It helps if you read your own code. :) Yes, I know things like this are sometimes not obvious.
Here is the block that matters.
F1 = @(p1,x) (p1(1) + p1(2)*(x*x));
x0 = [0 0];
[p1,resnorm] = lsqcurvefit(F, x0, x, y);
Note that you define a function F1, but then call lsqcurvefit with F.
What are the odds that MATLAB will know that you meant differently? Yes, computers are smart, but they do tend to do what you tell them.
Ok, having said that, you should consider that your exponential model does not have a unique solution.
F = @(p,x) p(1)*exp(p(2)*(x+p(3)));
See that if you have ANY solution for [p(1),p(2),p(3)], then there are infinitely many alternative solutions that are equally good. They are all equivalent.
Your three parameter exponential model is actually over-parameterized. Effectively, this means that you will find a solution, but that solution will be completely dependent on your starting values.
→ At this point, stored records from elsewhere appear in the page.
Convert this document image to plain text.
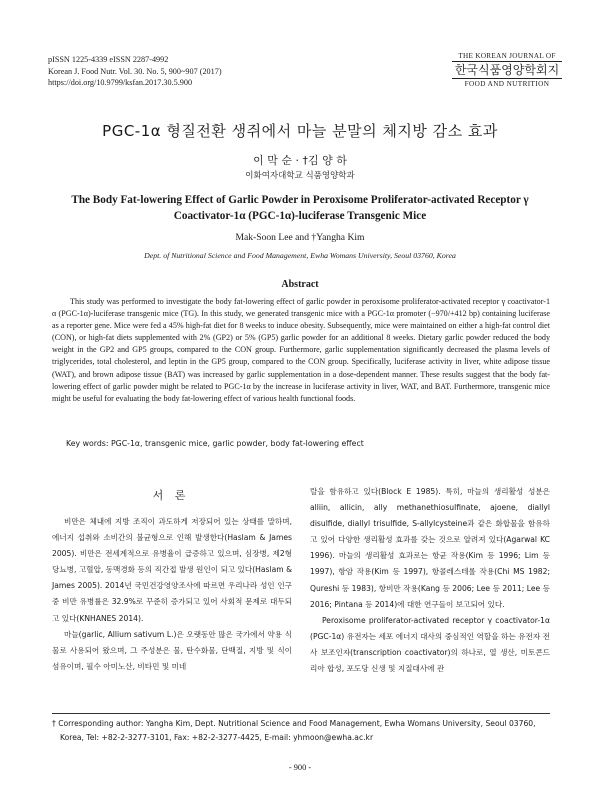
pISSN 1225-4339 eISSN 2287-4992
Korean J. Food Nutr. Vol. 30. No. 5, 900~907 (2017)
https://doi.org/10.9799/ksfan.2017.30.5.900
THE KOREAN JOURNAL OF
한국식품영양학회지
FOOD AND NUTRITION
PGC-1α 형질전환 생쥐에서 마늘 분말의 체지방 감소 효과
이 막 순 · †김 양 하
이화여자대학교 식품영양학과
The Body Fat-lowering Effect of Garlic Powder in Peroxisome Proliferator-activated Receptor γ Coactivator-1α (PGC-1α)-luciferase Transgenic Mice
Mak-Soon Lee and †Yangha Kim
Dept. of Nutritional Science and Food Management, Ewha Womans University, Seoul 03760, Korea
Abstract

This study was performed to investigate the body fat-lowering effect of garlic powder in peroxisome proliferator-activated receptor γ coactivator-1 α (PGC-1α)-luciferase transgenic mice (TG). In this study, we generated transgenic mice with a PGC-1α promoter (−970/+412 bp) containing luciferase as a reporter gene. Mice were fed a 45% high-fat diet for 8 weeks to induce obesity. Subsequently, mice were maintained on either a high-fat control diet (CON), or high-fat diets supplemented with 2% (GP2) or 5% (GP5) garlic powder for an additional 8 weeks. Dietary garlic powder reduced the body weight in the GP2 and GP5 groups, compared to the CON group. Furthermore, garlic supplementation significantly decreased the plasma levels of triglycerides, total cholesterol, and leptin in the GP5 group, compared to the CON group. Specifically, luciferase activity in liver, white adipose tissue (WAT), and brown adipose tissue (BAT) was increased by garlic supplementation in a dose-dependent manner. These results suggest that the body fat-lowering effect of garlic powder might be related to PGC-1α by the increase in luciferase activity in liver, WAT, and BAT. Furthermore, transgenic mice might be useful for evaluating the body fat-lowering effect of various health functional foods.

Key words: PGC-1α, transgenic mice, garlic powder, body fat-lowering effect
서 론

비만은 체내에 지방 조직이 과도하게 저장되어 있는 상태를 말하며, 에너지 섭취와 소비간의 불균형으로 인해 발생한다(Haslam & James 2005). 비만은 전세계적으로 유병율이 급증하고 있으며, 심장병, 제2형 당뇨병, 고혈압, 동맥경화 등의 직간접 발생 원인이 되고 있다(Haslam & James 2005). 2014년 국민건강영양조사에 따르면 우리나라 성인 인구 중 비만 유병률은 32.9%로 꾸준히 증가되고 있어 사회적 문제로 대두되고 있다(KNHANES 2014).

마늘(garlic, Allium sativum L.)은 오랫동안 많은 국가에서 약용 식물로 사용되어 왔으며, 그 주성분은 물, 탄수화물, 단백질, 지방 및 식이 섬유이며, 필수 아미노산, 비타민 및 미네

랄을 함유하고 있다(Block E 1985). 특히, 마늘의 생리활성 성분은 alliin, allicin, ally methanethiosulfinate, ajoene, diallyl disulfide, diallyl trisulfide, S-allylcysteine과 같은 화합물을 함유하고 있어 다양한 생리활성 효과를 갖는 것으로 알려져 있다(Agarwal KC 1996). 마늘의 생리활성 효과로는 항균 작용(Kim 등 1996; Lim 등 1997), 항암 작용(Kim 등 1997), 항콜레스테롤 작용(Chi MS 1982; Qureshi 등 1983), 항비만 작용(Kang 등 2006; Lee 등 2011; Lee 등 2016; Pintana 등 2014)에 대한 연구들이 보고되어 있다.

Peroxisome proliferator-activated receptor γ coactivator-1α (PGC-1α) 유전자는 세포 에너지 대사의 중심적인 역할을 하는 유전자 전사 보조인자(transcription coactivator)의 하나로, 열 생산, 미토콘드리아 합성, 포도당 신생 및 지질대사에 관

† Corresponding author: Yangha Kim, Dept. Nutritional Science and Food Management, Ewha Womans University, Seoul 03760,
Korea, Tel: +82-2-3277-3101, Fax: +82-2-3277-4425, E-mail: yhmoon@ewha.ac.kr
- 900 -
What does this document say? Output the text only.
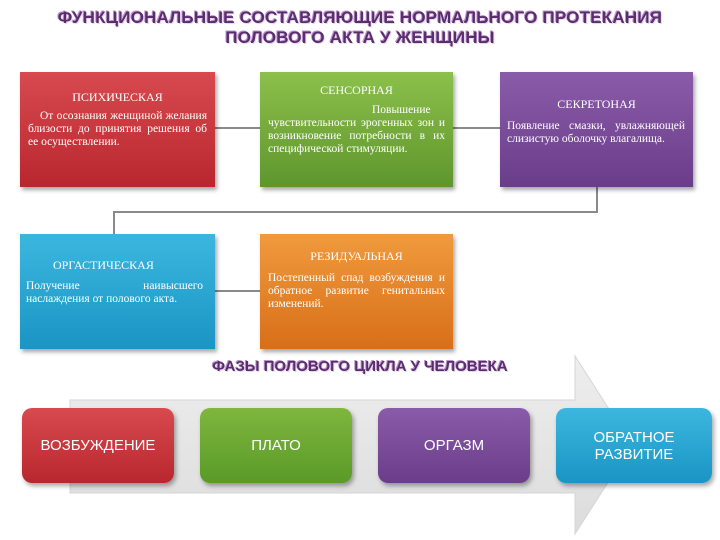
ФУНКЦИОНАЛЬНЫЕ СОСТАВЛЯЮЩИЕ НОРМАЛЬНОГО ПРОТЕКАНИЯ
ПОЛОВОГО АКТА У ЖЕНЩИНЫ
ПСИХИЧЕСКАЯ
От осознания женщиной желания близости до принятия решения об ее осуществлении.
СЕНСОРНАЯ
Повышение чувствительности эрогенных зон и возникновение потребности в их специфической стимуляции.
СЕКРЕТОНАЯ
Появление смазки, увлажняющей слизистую оболочку влагалища.
ОРГАСТИЧЕСКАЯ
Получение наивысшего наслаждения от полового акта.
РЕЗИДУАЛЬНАЯ
Постепенный спад возбуждения и обратное развитие генитальных изменений.
ФАЗЫ ПОЛОВОГО ЦИКЛА У ЧЕЛОВЕКА
ВОЗБУЖДЕНИЕ	ПЛАТО	ОРГАЗМ	ОБРАТНОЕ РАЗВИТИЕ
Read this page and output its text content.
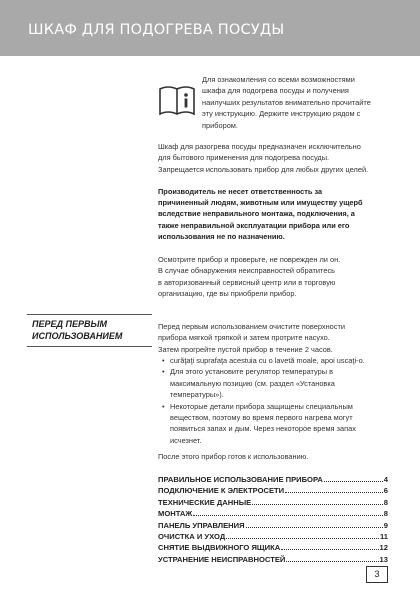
ШКАФ ДЛЯ ПОДОГРЕВА ПОСУДЫ
ПЕРЕД ПЕРВЫМ
ИСПОЛЬЗОВАНИЕМ
Для ознакомления со всеми возможностями
шкафа для подогрева посуды и получения
наилучших результатов внимательно прочитайте
эту инструкцию. Держите инструкцию рядом с
прибором.
Шкаф для разогрева посуды предназначен исключительно
для бытового применения для подогрева посуды.
Запрещается использовать прибор для любых других целей.
Производитель не несет ответственность за
причиненный людям, животным или имуществу ущерб
вследствие неправильного монтажа, подключения, а
также неправильной эксплуатации прибора или его
использования не по назначению.
Осмотрите прибор и проверьте, не поврежден ли он.
В случае обнаружения неисправностей обратитесь
в авторизованный сервисный центр или в торговую
организацию, где вы приобрели прибор.
Перед первым использованием очистите поверхности
прибора мягкой тряпкой и затем протрите насухо.
Затем прогрейте пустой прибор в течение 2 часов.
• curăţaţi suprafaţa acestuia cu o lavetă moale, apoi uscaţi-o.
• Для этого установите регулятор температуры в
максимальную позицию (см. раздел «Установка
температуры»).
• Некоторые детали прибора защищены специальным
веществом, поэтому во время первого нагрева могут
появиться запах и дым. Через некоторое время запах
исчезнет.
После этого прибор готов к использованию.
ПРАВИЛЬНОЕ ИСПОЛЬЗОВАНИЕ ПРИБОРА	4
ПОДКЛЮЧЕНИЕ К ЭЛЕКТРОСЕТИ	6
ТЕХНИЧЕСКИЕ ДАННЫЕ	8
МОНТАЖ	8
ПАНЕЛЬ УПРАВЛЕНИЯ	9
ОЧИСТКА И УХОД	11
СНЯТИЕ ВЫДВИЖНОГО ЯЩИКА	12
УСТРАНЕНИЕ НЕИСПРАВНОСТЕЙ	13
3
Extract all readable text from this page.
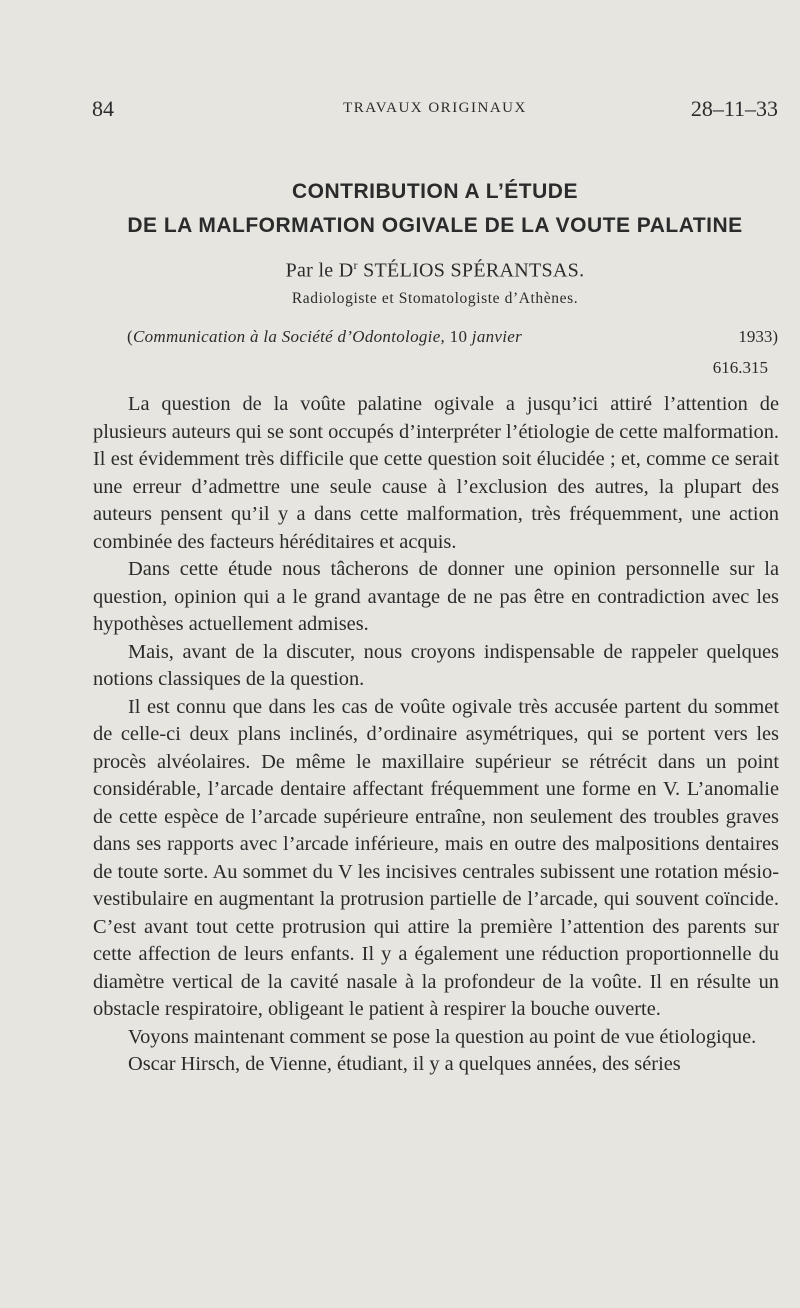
84	TRAVAUX ORIGINAUX	28–11–33
CONTRIBUTION A L’ÉTUDE
DE LA MALFORMATION OGIVALE DE LA VOUTE PALATINE
Par le $D^r$ STÉLIOS SPÉRANTSAS.
Radiologiste et Stomatologiste d’Athènes.
(Communication à la Société d’Odontologie, 10 janvier	1933)
616.315

La question de la voûte palatine ogivale a jusqu’ici attiré l’attention de plusieurs auteurs qui se sont occupés d’interpréter l’étiologie de cette malformation. Il est évidemment très difficile que cette question soit élucidée ; et, comme ce serait une erreur d’admettre une seule cause à l’exclusion des autres, la plupart des auteurs pensent qu’il y a dans cette malformation, très fréquemment, une action combinée des facteurs héréditaires et acquis.

Dans cette étude nous tâcherons de donner une opinion personnelle sur la question, opinion qui a le grand avantage de ne pas être en contradiction avec les hypothèses actuellement admises.

Mais, avant de la discuter, nous croyons indispensable de rappeler quelques notions classiques de la question.

Il est connu que dans les cas de voûte ogivale très accusée partent du sommet de celle-ci deux plans inclinés, d’ordinaire asymétriques, qui se portent vers les procès alvéolaires. De même le maxillaire supérieur se rétrécit dans un point considérable, l’arcade dentaire affectant fréquemment une forme en V. L’anomalie de cette espèce de l’arcade supérieure entraîne, non seulement des troubles graves dans ses rapports avec l’arcade inférieure, mais en outre des malpositions dentaires de toute sorte. Au sommet du V les incisives centrales subissent une rotation mésio-vestibulaire en augmentant la protrusion partielle de l’arcade, qui souvent coïncide. C’est avant tout cette protrusion qui attire la première l’attention des parents sur cette affection de leurs enfants. Il y a également une réduction proportionnelle du diamètre vertical de la cavité nasale à la profondeur de la voûte. Il en résulte un obstacle respiratoire, obligeant le patient à respirer la bouche ouverte.

Voyons maintenant comment se pose la question au point de vue étiologique.

Oscar Hirsch, de Vienne, étudiant, il y a quelques années, des séries
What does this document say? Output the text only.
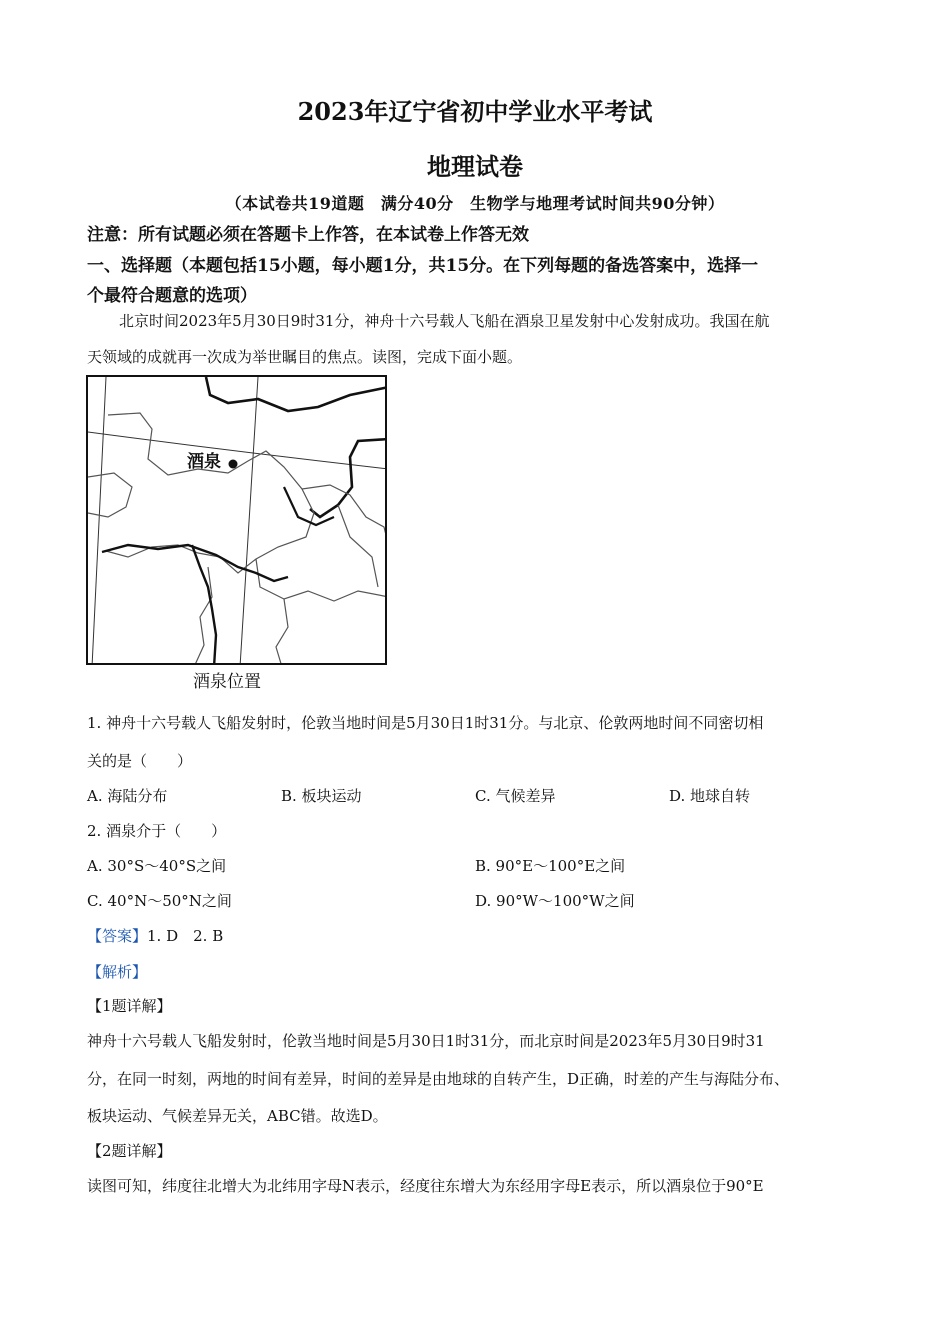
2023年辽宁省初中学业水平考试
地理试卷
（本试卷共19道题　满分40分　生物学与地理考试时间共90分钟）
注意：所有试题必须在答题卡上作答，在本试卷上作答无效
一、选择题（本题包括15小题，每小题1分，共15分。在下列每题的备选答案中，选择一
个最符合题意的选项）
北京时间2023年5月30日9时31分，神舟十六号载人飞船在酒泉卫星发射中心发射成功。我国在航
天领域的成就再一次成为举世瞩目的焦点。读图，完成下面小题。
酒泉
酒泉位置
1. 神舟十六号载人飞船发射时，伦敦当地时间是5月30日1时31分。与北京、伦敦两地时间不同密切相
关的是（　　）
A. 海陆分布	B. 板块运动	C. 气候差异	D. 地球自转
2. 酒泉介于（　　）
A. 30°S～40°S之间	B. 90°E～100°E之间
C. 40°N～50°N之间	D. 90°W～100°W之间
【答案】1. D　2. B
【解析】
【1题详解】
神舟十六号载人飞船发射时，伦敦当地时间是5月30日1时31分，而北京时间是2023年5月30日9时31
分，在同一时刻，两地的时间有差异，时间的差异是由地球的自转产生，D正确，时差的产生与海陆分布、
板块运动、气候差异无关，ABC错。故选D。
【2题详解】
读图可知，纬度往北增大为北纬用字母N表示，经度往东增大为东经用字母E表示，所以酒泉位于90°E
So if [p(1),p(2),p(3)] is one solution, then consider that
[p(1)*exp(p(2)*p(3) , p(2) , 0]
is another solution. There are infinitely many other sets of equally good parameters you can find. We can always convert any x-translation for an exponential into a scale factor on the outside of the exponential due to this basic identity for exponentials:
exp(a+B) = exp(A)*exp(B)
So really, you can do no better than to write the model as a TWO parameter model.
F = @(p,x) p(1)*exp(p(2)*x));